America's allies must stick together in the "war on terrorism", US President George W Bush has said.
The Spanish election has dented Mr Bush's "coalition of the willing"
He urged nations to keep their forces in Iraq, following a threat by the new Spanish prime minister to withdraw his country's troops.
They were his first detailed comments since the devastating train bombs in Madrid last Thursday.
Meanwhile, Spanish police are reported to have identified six Moroccan men they believe were behind the attacks.
The El Pais newspaper quoted security sources as saying that five were still at large but one - Jamal Zougam - was in custody.
Mr Zougam was arrested on Saturday with two other Moroccans and two Indians.
Tuesday evening saw several thousand people, including the queen of Spain, gather in Madrid's largest cathedral for a memorial service to remember the 201 people killed by last week's bombings.
European leaders are calling for a co-ordinated policy to prevent similar attacks in the future.
At a meeting in Paris, French President Jacques Chirac and German Chancellor Gerhard Schroeder called for improved co-operation between intelligence services and an EU-wide plan of action.
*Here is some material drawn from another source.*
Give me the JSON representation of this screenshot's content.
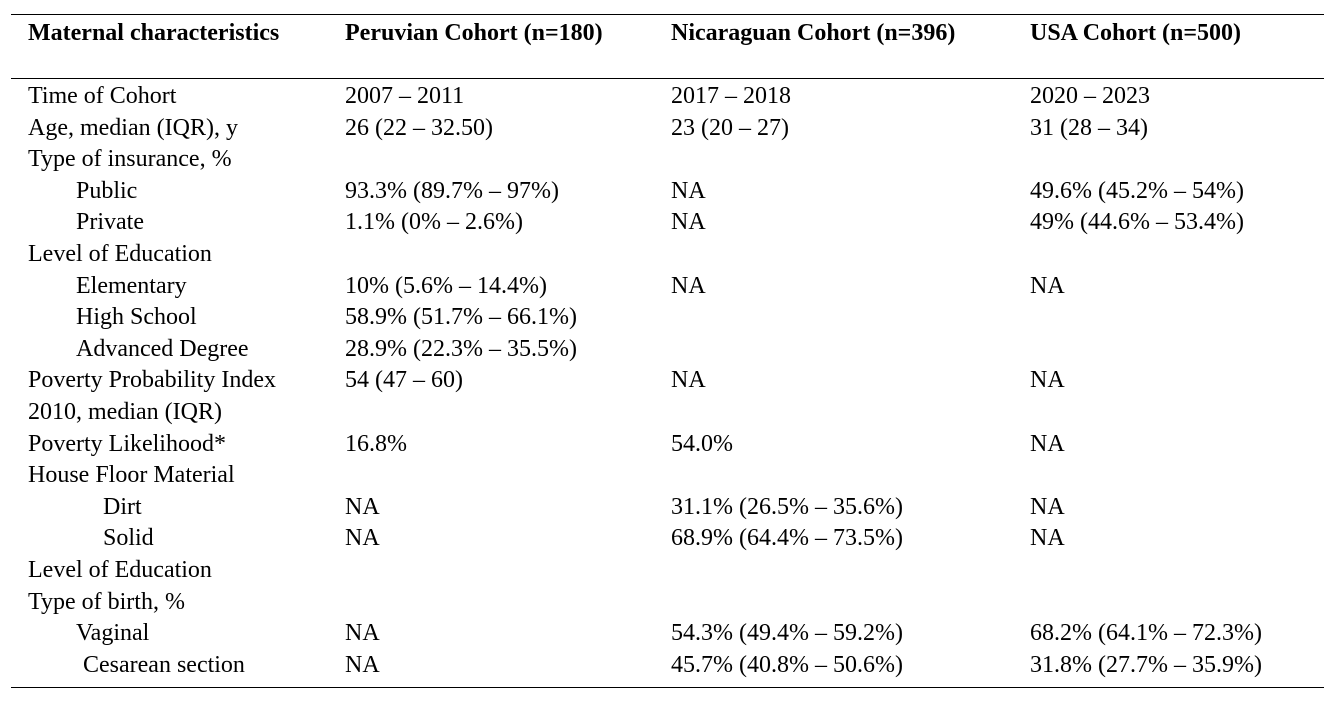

Police in London have warned that a major attack there is inevitable, but are urging people to go about their lives normally.
'Side-by-side with Iraqi people'
Mr Bush said the goal of the "cold-blooded killers" who carried out attacks like the Madrid bombings was "to try to get the world to cower... to try to shake our will".
He added: "It is essential that the free world remain strong and resolute and determined."
He was speaking after a meeting in Washington with Dutch Prime Minister Jan Peter Balkenende - whose country has itself deployed troops in Iraq, against significant public opposition.
The bomb attacks have prompted concern throughout Europe
The Netherlands and Denmark have both said they will keep their troops in Iraq, despite the incoming Spanish prime minister's announcement.
One of the first post-election statements of Jose Luis Rodriguez Zapatero was a pledge to pull Spain's 1,300 troops out of Iraq unless the United Nations took command of the operation.
"It is essential that we remain side-by-side with the Iraqi people," said Mr Bush.
"Al-Qaeda understands the stakes. Al-Qaeda wants us out of Iraq because al-Qaeda wants to use Iraq as an example of defeating freedom and democracy."
Mr Bush did not refer to elections in Spain on Sunday, which saw a surprise victory for the socialists amid public anger at the government's handling of Thursday's bombs and its participation in the Iraq invasion.
However, the BBC's Washington correspondent Rob Watson says there is no doubt the Bush administration has been stung by the results.
US administration officials say President Bush has already called several world leaders to insist they remain on the offensive in the war against terrorism.
And White House spokesman Scott McClellan cautioned Spaniards and others against sending a "terrible message" by letting terrorists influence their elections and policies.
In an interview with the BBC, US Defence Secretary Donald Rumsfeld that "obviously one would prefer that more countries would come in than a country leave".
But, he suggested, Spain's pledge could prompt other countries to "step in" and send troops.